Naaman’s wealth, power, and privilege could not save him.  His healing was not found in the advice and ministrations of the high and mighty.  His healing came about because he was willing to swallow his pride, get down off his high horse, and listen to the advice of servants.  It came about because he followed the instructions of some seemingly uppity prophet to wash himself in a body of water that was short on splendor.
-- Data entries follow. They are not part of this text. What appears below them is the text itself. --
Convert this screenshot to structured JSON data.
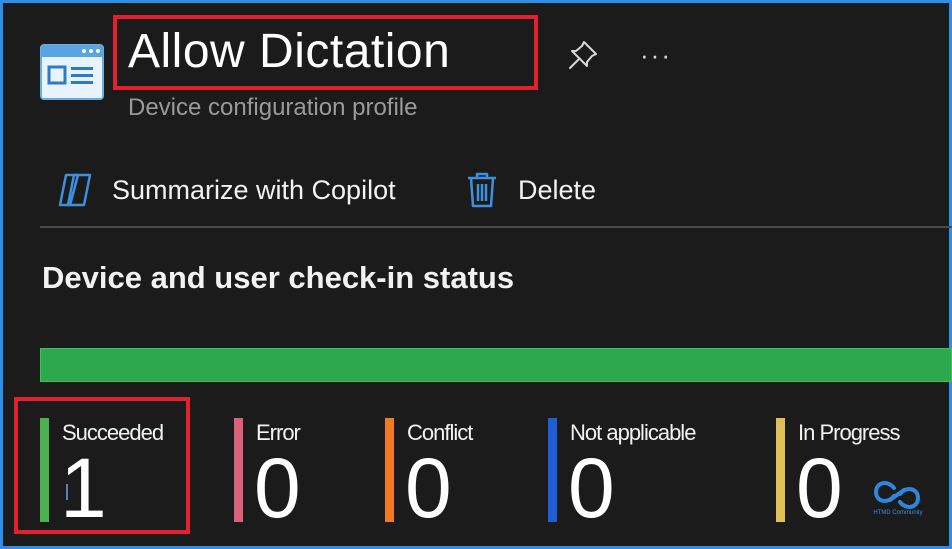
{
  "header": {
    "title": "Allow Dictation",
    "subtitle": "Device configuration profile",
    "icon": "profile-window-icon",
    "pin_icon": "pin-icon",
    "more_label": "···"
  },
  "toolbar": {
    "copilot_label": "Summarize with Copilot",
    "copilot_icon": "copilot-icon",
    "delete_label": "Delete",
    "delete_icon": "trash-icon"
  },
  "status": {
    "section_title": "Device and user check-in status",
    "progress_succeeded_fraction": 1.0,
    "items": [
      {
        "label": "Succeeded",
        "count": "1",
        "color": "#4caf50"
      },
      {
        "label": "Error",
        "count": "0",
        "color": "#d9617a"
      },
      {
        "label": "Conflict",
        "count": "0",
        "color": "#f07a21"
      },
      {
        "label": "Not applicable",
        "count": "0",
        "color": "#1e5fd8"
      },
      {
        "label": "In Progress",
        "count": "0",
        "color": "#e0bf55"
      }
    ]
  },
  "watermark": {
    "text": "HTMD Community"
  },
  "colors": {
    "highlight": "#e5202e",
    "accent": "#2f8fe8",
    "progress": "#2ea84c"
  }
}
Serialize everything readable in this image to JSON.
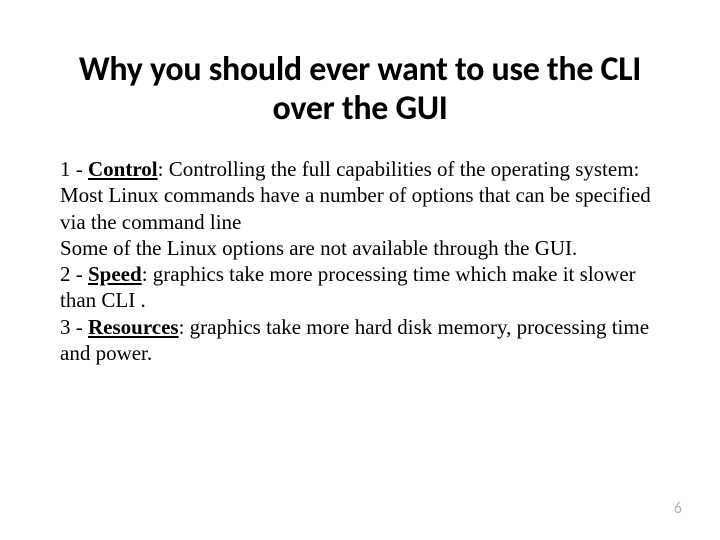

Whatever wealth, power, and privilege that we might have cannot save us.  Our only salvation is found in one Jesus of Nazareth: the stable-born child of a peasant girl, the God incarnate in human form, the humble teacher who had no real home, the king who died on a cross, the Suffering Servant who faithfully and humbly took upon himself the sins of us all.  His life and ministry were not defined by glitz and glitter.  Even his resurrection was accomplished in the still of the night.  There was no accompanying pomp and circumstance. 

Little is much if God is in it.  In quite mysterious ways God does use what the world believes to be foolish and weak to accomplish his purposes.  Even the salvation of the world.  Amen.